Septimus Hicks received, in his own bedroom (a front attic), at an early hour one morning, a note from Mr. Calton, requesting the favour of seeing him, as soon as convenient to himself, in his (Calton's) dressing-room on the second-floor back.
'Tell Mr. Calton I'll come down directly,' said Mr. Septimus to the boy. 'Stop--is Mr. Calton unwell?' inquired this excited walker of hospitals, as he put on a bed-furniture-looking dressing-gown.
'Not as I knows on, sir,' replied the boy. ' Please, sir, he looked rather rum, as it might be.'
'Ah, that's no proof of his being ill,' returned Hicks, unconsciously. 'Very well: I'll be down directly.' Downstairs ran the boy with the message, and down went the excited Hicks himself, almost as soon as the message was delivered. 'Tap, tap.' 'Come in.'--Door opens, and discovers Mr. Calton sitting in an easy chair. Mutual shakes of the hand exchanged, and Mr. Septimus Hicks motioned to a seat. A short pause. Mr. Hicks coughed, and Mr. Calton took a pinch of snuff. It was one of those interviews where neither party knows what to say. Mr. Septimus Hicks broke silence.
'I received a note--' he said, very tremulously, in a voice like a Punch with a cold.

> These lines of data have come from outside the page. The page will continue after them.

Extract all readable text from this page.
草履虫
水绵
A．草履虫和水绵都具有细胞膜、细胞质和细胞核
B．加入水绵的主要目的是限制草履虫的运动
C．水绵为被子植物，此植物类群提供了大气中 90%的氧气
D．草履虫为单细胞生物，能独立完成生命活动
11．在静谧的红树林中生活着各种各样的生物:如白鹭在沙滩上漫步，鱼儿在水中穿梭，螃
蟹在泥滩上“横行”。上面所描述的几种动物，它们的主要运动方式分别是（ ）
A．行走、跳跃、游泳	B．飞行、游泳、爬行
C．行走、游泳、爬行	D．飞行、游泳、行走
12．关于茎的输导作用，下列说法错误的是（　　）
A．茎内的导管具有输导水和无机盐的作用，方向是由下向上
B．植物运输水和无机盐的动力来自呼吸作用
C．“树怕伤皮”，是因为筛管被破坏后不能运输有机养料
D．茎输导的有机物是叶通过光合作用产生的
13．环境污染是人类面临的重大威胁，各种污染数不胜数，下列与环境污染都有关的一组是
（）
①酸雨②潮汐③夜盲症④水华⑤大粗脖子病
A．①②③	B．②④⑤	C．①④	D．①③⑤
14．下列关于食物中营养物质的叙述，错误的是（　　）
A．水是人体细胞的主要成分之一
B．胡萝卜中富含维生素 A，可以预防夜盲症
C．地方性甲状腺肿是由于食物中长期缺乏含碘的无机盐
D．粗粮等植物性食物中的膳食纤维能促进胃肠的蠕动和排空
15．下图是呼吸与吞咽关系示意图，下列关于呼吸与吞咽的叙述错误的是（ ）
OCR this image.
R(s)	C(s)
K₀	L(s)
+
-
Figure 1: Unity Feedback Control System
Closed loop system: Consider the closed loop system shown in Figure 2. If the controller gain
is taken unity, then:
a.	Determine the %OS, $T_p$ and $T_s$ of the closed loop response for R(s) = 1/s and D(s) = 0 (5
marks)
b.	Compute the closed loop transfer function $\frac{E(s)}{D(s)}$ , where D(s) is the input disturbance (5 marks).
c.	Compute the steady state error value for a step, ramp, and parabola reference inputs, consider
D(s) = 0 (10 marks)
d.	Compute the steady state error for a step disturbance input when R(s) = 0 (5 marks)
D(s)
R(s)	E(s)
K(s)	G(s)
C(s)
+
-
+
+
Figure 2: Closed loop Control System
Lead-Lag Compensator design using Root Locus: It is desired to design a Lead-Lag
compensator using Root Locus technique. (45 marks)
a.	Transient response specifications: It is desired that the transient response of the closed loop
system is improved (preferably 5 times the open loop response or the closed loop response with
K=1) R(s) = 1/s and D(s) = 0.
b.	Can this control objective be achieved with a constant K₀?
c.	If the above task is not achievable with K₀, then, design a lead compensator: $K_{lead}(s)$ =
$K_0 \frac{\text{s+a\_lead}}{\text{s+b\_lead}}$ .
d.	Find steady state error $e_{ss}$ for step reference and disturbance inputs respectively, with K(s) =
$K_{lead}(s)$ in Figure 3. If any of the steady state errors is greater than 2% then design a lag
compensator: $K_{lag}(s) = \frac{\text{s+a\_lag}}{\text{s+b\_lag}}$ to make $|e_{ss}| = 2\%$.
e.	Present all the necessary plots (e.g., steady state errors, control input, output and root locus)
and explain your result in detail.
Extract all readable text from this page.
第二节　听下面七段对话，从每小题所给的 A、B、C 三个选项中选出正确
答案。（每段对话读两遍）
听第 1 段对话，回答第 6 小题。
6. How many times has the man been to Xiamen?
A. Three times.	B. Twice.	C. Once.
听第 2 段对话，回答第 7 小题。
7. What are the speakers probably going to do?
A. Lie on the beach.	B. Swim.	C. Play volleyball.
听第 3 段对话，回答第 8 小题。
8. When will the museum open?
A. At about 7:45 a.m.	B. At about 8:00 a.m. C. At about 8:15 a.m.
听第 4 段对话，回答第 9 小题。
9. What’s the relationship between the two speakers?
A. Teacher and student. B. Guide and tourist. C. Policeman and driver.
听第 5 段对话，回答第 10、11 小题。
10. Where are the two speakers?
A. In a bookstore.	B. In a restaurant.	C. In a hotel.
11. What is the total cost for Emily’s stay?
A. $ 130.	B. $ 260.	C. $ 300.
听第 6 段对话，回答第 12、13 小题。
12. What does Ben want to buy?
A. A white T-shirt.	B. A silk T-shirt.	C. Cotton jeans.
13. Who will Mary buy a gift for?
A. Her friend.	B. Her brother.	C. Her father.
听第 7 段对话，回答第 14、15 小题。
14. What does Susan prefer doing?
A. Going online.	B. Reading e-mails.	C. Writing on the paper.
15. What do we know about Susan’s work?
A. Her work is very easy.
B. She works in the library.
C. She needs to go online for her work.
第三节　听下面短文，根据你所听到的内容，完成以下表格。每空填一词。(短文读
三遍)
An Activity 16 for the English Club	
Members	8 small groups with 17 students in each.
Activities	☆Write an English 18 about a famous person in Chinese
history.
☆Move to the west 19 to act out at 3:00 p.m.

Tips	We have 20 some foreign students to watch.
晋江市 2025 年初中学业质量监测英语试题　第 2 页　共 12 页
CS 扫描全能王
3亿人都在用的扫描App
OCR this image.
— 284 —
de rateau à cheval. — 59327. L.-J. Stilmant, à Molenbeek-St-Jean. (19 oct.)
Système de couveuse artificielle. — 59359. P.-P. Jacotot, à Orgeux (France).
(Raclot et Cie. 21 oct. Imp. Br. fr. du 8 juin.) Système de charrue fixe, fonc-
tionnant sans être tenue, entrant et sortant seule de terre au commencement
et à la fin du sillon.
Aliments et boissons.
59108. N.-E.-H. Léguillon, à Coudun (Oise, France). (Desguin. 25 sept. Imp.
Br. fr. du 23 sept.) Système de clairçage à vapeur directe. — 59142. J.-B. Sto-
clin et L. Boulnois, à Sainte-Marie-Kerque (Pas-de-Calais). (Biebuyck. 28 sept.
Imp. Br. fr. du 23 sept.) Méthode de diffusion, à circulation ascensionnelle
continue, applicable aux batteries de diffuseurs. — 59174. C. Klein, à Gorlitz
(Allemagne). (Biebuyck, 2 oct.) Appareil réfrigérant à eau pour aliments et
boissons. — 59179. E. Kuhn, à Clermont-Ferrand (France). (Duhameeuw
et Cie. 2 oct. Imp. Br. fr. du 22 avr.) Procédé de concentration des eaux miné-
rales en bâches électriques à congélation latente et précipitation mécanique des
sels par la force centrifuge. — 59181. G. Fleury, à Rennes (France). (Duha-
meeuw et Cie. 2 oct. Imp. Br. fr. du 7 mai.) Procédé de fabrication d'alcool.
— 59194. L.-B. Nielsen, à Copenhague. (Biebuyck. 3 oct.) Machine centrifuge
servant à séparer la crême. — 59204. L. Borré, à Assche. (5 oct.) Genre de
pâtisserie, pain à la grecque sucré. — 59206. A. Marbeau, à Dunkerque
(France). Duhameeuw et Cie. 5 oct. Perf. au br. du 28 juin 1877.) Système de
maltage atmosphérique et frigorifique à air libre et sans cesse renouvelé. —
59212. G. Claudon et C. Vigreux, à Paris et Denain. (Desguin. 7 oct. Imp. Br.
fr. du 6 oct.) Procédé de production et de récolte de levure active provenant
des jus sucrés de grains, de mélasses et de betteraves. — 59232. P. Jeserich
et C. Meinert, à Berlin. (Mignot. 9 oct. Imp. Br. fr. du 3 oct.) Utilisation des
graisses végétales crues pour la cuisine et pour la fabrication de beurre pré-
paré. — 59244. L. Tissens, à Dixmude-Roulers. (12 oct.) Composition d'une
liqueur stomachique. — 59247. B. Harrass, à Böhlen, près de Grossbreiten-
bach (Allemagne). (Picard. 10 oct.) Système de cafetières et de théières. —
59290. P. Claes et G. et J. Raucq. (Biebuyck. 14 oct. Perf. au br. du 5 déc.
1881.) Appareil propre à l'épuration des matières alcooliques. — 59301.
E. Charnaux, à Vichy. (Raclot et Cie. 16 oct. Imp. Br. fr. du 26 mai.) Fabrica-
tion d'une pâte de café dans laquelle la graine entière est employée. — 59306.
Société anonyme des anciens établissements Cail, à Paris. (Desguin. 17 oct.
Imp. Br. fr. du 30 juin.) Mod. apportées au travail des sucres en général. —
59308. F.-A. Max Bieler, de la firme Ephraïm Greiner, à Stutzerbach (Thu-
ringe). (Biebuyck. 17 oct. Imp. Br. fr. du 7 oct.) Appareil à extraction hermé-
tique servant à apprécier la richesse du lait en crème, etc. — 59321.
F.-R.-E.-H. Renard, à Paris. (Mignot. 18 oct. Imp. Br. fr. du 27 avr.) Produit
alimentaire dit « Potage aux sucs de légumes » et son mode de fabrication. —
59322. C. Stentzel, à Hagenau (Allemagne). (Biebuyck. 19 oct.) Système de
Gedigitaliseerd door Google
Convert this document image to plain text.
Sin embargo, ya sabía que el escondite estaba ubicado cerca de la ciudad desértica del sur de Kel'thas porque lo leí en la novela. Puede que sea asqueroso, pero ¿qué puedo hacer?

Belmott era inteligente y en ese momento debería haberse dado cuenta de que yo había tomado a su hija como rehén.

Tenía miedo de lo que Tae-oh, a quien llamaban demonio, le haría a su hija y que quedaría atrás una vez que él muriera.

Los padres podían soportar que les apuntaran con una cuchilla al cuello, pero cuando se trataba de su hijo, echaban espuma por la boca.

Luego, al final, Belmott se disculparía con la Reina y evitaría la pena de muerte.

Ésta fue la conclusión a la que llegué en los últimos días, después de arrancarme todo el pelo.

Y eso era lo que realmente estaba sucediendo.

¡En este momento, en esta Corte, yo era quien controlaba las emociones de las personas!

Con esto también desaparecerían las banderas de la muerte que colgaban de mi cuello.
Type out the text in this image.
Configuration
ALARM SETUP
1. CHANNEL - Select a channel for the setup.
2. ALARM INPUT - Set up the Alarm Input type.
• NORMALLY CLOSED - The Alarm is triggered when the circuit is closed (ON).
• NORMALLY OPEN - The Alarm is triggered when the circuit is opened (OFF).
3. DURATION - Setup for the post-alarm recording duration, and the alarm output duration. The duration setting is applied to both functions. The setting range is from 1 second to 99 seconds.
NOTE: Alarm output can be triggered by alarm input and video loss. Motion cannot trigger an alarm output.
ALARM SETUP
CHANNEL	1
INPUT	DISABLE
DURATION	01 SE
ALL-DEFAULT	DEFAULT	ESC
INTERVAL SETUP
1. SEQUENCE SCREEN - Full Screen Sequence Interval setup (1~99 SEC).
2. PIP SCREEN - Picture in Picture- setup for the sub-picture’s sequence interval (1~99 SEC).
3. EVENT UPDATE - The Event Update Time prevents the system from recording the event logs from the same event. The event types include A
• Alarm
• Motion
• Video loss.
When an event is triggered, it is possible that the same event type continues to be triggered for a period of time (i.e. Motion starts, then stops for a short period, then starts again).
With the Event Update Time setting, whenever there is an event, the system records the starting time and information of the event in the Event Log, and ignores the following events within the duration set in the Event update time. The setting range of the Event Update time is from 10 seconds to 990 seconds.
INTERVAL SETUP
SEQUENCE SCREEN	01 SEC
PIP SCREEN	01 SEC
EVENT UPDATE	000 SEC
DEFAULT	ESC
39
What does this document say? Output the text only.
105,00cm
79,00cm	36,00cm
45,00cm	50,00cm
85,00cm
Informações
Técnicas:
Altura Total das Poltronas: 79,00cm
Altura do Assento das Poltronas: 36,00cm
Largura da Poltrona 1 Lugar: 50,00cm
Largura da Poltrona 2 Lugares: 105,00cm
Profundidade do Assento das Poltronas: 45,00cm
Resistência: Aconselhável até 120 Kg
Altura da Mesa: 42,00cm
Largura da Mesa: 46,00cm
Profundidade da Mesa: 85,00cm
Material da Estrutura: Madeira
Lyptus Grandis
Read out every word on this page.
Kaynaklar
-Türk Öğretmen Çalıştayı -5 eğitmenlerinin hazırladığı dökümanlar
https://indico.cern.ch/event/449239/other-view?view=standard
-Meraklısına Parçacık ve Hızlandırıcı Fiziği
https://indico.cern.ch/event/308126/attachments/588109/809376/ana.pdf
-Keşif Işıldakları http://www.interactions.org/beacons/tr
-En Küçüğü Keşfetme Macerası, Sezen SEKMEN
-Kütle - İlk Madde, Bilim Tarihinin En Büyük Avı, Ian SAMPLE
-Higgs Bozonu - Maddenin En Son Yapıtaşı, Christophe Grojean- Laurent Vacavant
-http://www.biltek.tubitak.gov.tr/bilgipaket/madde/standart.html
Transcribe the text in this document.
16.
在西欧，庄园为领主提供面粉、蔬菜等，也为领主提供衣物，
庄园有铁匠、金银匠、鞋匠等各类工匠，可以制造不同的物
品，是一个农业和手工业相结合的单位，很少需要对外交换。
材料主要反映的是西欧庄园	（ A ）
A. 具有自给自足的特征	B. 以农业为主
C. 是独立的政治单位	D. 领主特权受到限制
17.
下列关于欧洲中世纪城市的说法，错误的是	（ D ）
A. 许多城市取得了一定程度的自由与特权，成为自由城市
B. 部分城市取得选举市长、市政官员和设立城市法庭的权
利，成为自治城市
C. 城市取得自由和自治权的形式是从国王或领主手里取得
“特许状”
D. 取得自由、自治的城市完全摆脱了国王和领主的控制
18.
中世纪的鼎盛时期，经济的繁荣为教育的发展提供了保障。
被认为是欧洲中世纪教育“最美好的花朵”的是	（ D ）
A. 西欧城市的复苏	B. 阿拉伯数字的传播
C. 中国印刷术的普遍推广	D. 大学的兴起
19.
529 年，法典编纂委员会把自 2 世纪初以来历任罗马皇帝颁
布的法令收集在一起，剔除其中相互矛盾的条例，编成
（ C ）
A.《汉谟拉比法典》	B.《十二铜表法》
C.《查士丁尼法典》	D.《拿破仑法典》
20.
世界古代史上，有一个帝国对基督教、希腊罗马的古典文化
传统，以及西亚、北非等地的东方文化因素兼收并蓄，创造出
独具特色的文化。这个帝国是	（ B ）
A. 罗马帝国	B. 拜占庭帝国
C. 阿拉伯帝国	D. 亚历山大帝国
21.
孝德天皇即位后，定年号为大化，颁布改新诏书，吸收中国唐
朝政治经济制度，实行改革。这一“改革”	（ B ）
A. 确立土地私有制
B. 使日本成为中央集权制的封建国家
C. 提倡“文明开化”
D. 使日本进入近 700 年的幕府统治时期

'Yes,' returned the other, 'you did.'
'Exactly.'
'Yes.'
Now, although this dialogue must have been satisfactory, both gentlemen felt there was something more important to be said; therefore they did as most men in such a situation would have done- -they looked at the table with a determined aspect. The conversation had been opened, however, and Mr. Calton had made up his mind to continue it with a regular double knock. He always spoke very pompously.
'Hicks,' said he, 'I have sent for you, in consequence of certain arrangements which are pending in this house, connected with a marriage.'
'With a marriage!' gasped Hicks, compared with whose expression of countenance, Hamlet's, when he sees his father's ghost, is pleasing and composed.
'With a marriage,' returned the knocker. 'I have sent for you to prove the great confidence I can repose in you.'
'And will you betray me?' eagerly inquired Hicks, who in his alarm had even forgotten to quote.
'_I_ betray YOU! Won't YOU betray ME?'
'Never: no one shall know, to my dying day, that you had a hand in the business,' responded the agitated Hicks, with an inflamed countenance, and his hair standing on end as if he were on the stool of an electrifying machine in full operation.
'People must know that, some time or other--within a year, I imagine,' said Mr. Calton, with an air of great self-complacency. 'We MAY have a family.'
'WE!--That won't affect you, surely?'
'The devil it won't!'
'No! how can it?' said the bewildered Hicks. Calton was too much inwrapped in the contemplation of his happiness to see the equivoque between Hicks and himself; and threw himself back in his chair. 'Oh, Matilda!' sighed the antique beau, in a lack-a- daisical voice, and applying his right hand a little to the left of the fourth button of his waistcoat, counting from the bottom. 'Oh, Matilda!'
'What Matilda?' inquired Hicks, starting up.
'Matilda Maplesone,' responded the other, doing the same.
'I marry her to-morrow morning,' said Hicks.
'It's false,' rejoined his companion: 'I marry her!'
'You marry her?'
'I marry her!'
'You marry Matilda Maplesone?'
'Matilda Maplesone.'
'MISS Maplesone marry YOU?'
'Miss Maplesone! No; Mrs. Maplesone.'
'Good Heaven!' said Hicks, falling into his chair: 'You marry the mother, and I the daughter!'
'Most extraordinary circumstance!' replied Mr. Calton, 'and rather inconvenient too; for the fact is, that owing to Matilda's wishing to keep her intention secret from her daughters until the ceremony had taken place, she doesn't like applying to any of her friends to give her away. I entertain an objection to making the affair known to my acquaintance just now; and the consequence is, that I sent to you to know whether you'd oblige me by acting as father.'
'I should have been most happy, I assure you,' said Hicks, in a tone of condolence; 'but, you see, I shall be acting as bridegroom. One character is frequently a consequence of the other; but it is not usual to act in both at the same time.